Daroucihe, RO. “Behandeling van infecties die verband houden met chirurgische implantaten”. N Engl J Med. Vol. 350. 2004. pp. 1422-9. (CoNS zijn een belangrijke oorzaak van infectie van chirurgische implantaten. Dit overzichtsartikel schetst de behandelprincipes en de behoefte aan chirurgische ingreep.)
Hall, KK, Lyman, JA. “Bijgewerkt overzicht van bloedkweekbesmetting”. Clin Microbiol Rev. vol. 19. 2006. blz. 788-802. (Ongeveer 1-5% van de bloedculturen levert contaminanten op en 70-80% van de bloedcultuurcontaminanten zijn CoNS. Hall en Lyman bespreken de klinische betekenis van bloedcultuurcontaminatie, hoe contaminatie kan worden onderscheiden van echte infectie en hoe contaminatie kan worden voorkomen. )
Mermel, LA, Allon, M, Bouza, E. “Klinische praktijkrichtlijnen voor de diagnose en behandeling van intravasculaire katheter-gerelateerde infectie: update 2009 door de Infectious Diseases Society of America”. Clin Infect Dis . vol. 49. 2009. pp. 1-45. (CoNS zijn de meest voorkomende oorzaak van nosocomiale bacteriëmie en intravasculaire katheterinfecties.
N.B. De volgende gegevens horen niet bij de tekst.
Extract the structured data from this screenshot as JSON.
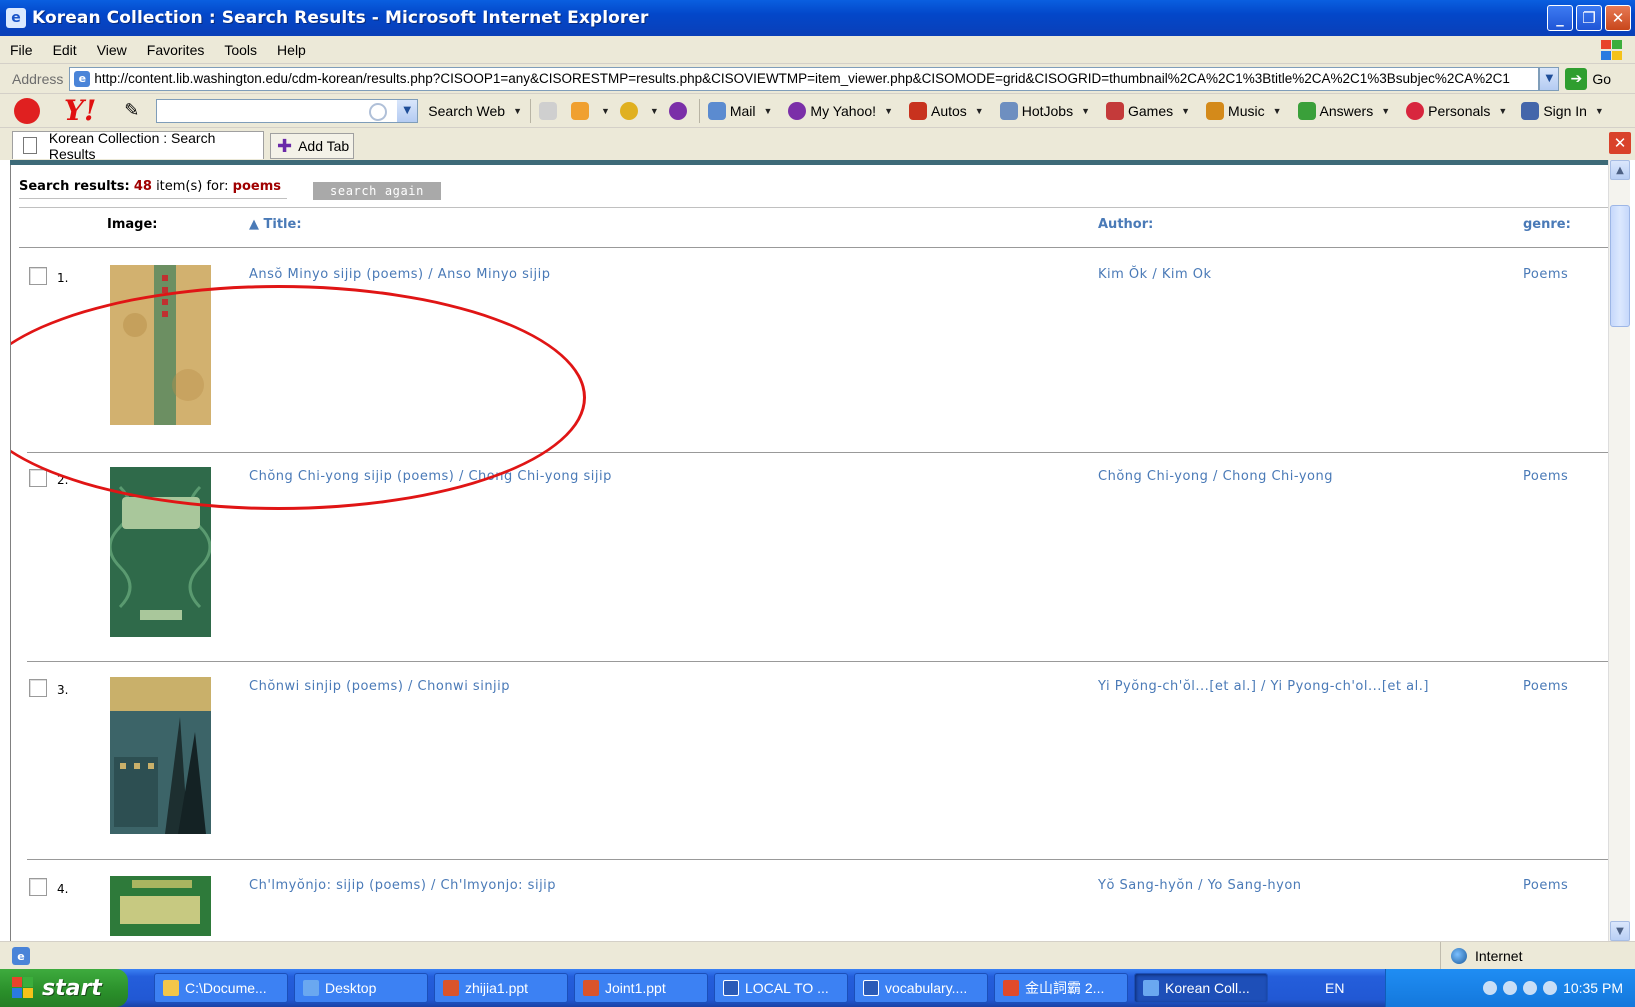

In deze evidence-based richtlijn van de Infectious Diseases Society of America wordt de diagnose en behandeling van intravasculaire katheter gerelateerde infecties als gevolg van CoNS worden besproken.)
Sader, HS, Jones, RN. “Antimicrobiële gevoeligheid van Gram-positieve bacteriën geïsoleerd uit Amerikaanse medische centra”. Diagnos Microbiol Infect Dis. vol. 65. 2009. blz. 158-62. (Dit is een groot surveillancestudie van 27 Amerikaanse medische centra waarin 1153 stammen van CoNS worden getest die in 2007 en 2008 van patiënten zijn hersteld.Deze studie documenteert het multi-resistente fenotype dat veel voorkomt bij isolaten die hersteld zijn van patiënten met zorginfecties.)